Burada esas amaç, -onların ifadesiyle- Suriye'den bu istikrarsız dönemden gelebilecek olası saldırıları bertaraf etmek. Ama İsrail'den son dönemde gelen 'Kürtler bizim bölgedeki doğal müttefikimizdir' şeklindeki açıklamalar Türkiye'de tabii ki bu gelişmelerin belirli ölçüde kaygıyla takip edilmesine sebebiyet veriyor. Dışişleri Bakanlığı da Golan Tepeleri'ndeki oldubittiyi şiddetle kınayan bir açıklama yayınladı.
Ben Suriye'nin İsrail tarafından işgali değil, Suriye'den İsrail'e yönelik olası tehditleri bertaraf etmek için bu süreçten istifade edilmesi yönünde bir strateji izlendiğini değerlendiriyorum .
NETANYAHU'YU DEVİRECEK HAMLELER
İsrail şu anda yıllardır yaptığı gibi ikili sözleşmeleri ve uluslararası sözleşmeleri ihlal ettiğini ifade eden Çanakkale Onsekiz Mart Üni. Öğr. Üy. Dr. Ufuk Necat Taşçı da, 'Şu anda Suriye’nin istikrara ve adil, sivil, seçilmiş bir yönetime geçiş aşamasında olduğu bu tarihsel süreçte, bunu baltalamaya çalışıyor.' dedi.
Burada esas konunun İsrail iç siyaseti ile de alakalı olduğuna dikkat çeken Dr. Taşçı, "Hizbullah ile sağlanan ateşkes ve Gazze’deki hezimeti sonrasında hem bölgedeki hem de dünyanın dört bir yanındaki insanların nezdinde İsrail’e yönelik dahili ve harici bir öfke oluştu. Bunun baş müsebbibi ise Netanyahu. Siyasi ömrü savaş ve gerilimlerin var olmasına eşdeğer olan ve hakkında yakalama kararı çıkarılmış bir kişiden bahsediyoruz. Yeni bir gerilim üreterek, komşu ülkeleri ve bölgeyi ateşe atarak ayakta kalmaya, iç siyasette tutunmaya çalışan bir failden bahsediyoruz. Ben bu hamlelerinin Netanyahu’yu ayakta tutmayacağını, bilakis Gazze’de de ateşkesin tekrar konuşulduğu ve Suriye’de rejimin devrildiği şu günlerde yaptıklarıyla devireceğini düşünüyorum." ifadelerini kullandı.

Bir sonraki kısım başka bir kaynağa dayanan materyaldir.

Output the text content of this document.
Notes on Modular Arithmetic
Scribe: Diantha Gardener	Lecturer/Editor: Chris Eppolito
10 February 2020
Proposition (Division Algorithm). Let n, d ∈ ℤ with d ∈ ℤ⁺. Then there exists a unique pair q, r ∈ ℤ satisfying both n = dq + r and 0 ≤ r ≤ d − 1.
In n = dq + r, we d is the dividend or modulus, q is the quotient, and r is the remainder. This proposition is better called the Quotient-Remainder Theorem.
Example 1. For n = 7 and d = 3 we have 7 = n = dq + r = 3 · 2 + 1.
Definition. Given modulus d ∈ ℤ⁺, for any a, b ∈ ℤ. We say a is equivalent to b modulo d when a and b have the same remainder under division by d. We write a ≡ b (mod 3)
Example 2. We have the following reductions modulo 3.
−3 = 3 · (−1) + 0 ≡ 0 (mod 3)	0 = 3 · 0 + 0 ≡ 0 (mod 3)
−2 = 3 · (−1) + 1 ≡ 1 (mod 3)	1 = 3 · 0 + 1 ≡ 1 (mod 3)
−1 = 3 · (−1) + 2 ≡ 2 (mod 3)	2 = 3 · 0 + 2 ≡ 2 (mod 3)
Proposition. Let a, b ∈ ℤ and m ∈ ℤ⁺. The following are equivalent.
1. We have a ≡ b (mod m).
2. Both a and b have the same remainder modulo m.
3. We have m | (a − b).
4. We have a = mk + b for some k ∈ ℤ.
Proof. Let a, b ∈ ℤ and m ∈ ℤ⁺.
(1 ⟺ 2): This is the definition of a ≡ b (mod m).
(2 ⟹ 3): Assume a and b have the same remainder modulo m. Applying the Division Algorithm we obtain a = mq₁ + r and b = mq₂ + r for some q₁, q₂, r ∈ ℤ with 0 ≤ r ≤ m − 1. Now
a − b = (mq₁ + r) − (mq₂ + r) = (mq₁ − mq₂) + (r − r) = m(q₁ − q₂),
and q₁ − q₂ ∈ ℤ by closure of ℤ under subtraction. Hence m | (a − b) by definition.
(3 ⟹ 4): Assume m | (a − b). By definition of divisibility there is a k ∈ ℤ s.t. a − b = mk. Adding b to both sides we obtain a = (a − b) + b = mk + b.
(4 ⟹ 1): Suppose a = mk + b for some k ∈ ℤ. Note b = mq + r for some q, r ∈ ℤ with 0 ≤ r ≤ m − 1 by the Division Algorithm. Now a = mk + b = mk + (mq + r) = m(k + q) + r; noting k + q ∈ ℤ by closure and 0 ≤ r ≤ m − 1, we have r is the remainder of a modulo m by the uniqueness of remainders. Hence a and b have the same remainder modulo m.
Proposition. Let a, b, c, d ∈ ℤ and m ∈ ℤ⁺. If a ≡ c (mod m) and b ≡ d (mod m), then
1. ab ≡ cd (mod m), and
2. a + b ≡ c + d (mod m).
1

"İSRAİL, SURİYE'Yİ İŞGALE YELTENİRSE..."
Dr. Taşçı şözlerine şöyle devam etti; İsrail’in Netanyahu iktidarından kurtulmadığı sürece bütün dünyanın nefret ettiği, komşularını ve bölgedeki istikrarı tehdit eden temel aktör haline geleceğini söylemek mümkün. Her ne kadar bazı Körfez ülkelerinin liderleri bireysel olarak İsrail ile normalleşmeye hala sıcak baksa da, artık toplumlar, oluşturdukları kolektif Filistin yanlısı tutumla buna müsaade etmeyecektir.
İsrail, Suriye’de yeni yönetimin seçilmesi ve askeri, siyasi, iktisadi istikrarın sağlanması sonrasında yapamayacağı hamleleri alelacele şimdi yapmaya çalışıyor. BM’den, Türkiye’den, bölge ülkelerinden gelen açıklamalar da bu tutumun veya olası yeni bir işgalin kabul görmeyeceğini belirttiler. İsrail böyle bir duruma yeltenirse, ki yeltenecek gibi, bugüne kadar arka planda danışıklı olarak dövüştüğü aktörlerin Suriye’de var olmadığı bir sahada altından askeri ve siyasi olarak kalkamayacağı bir duruma girer.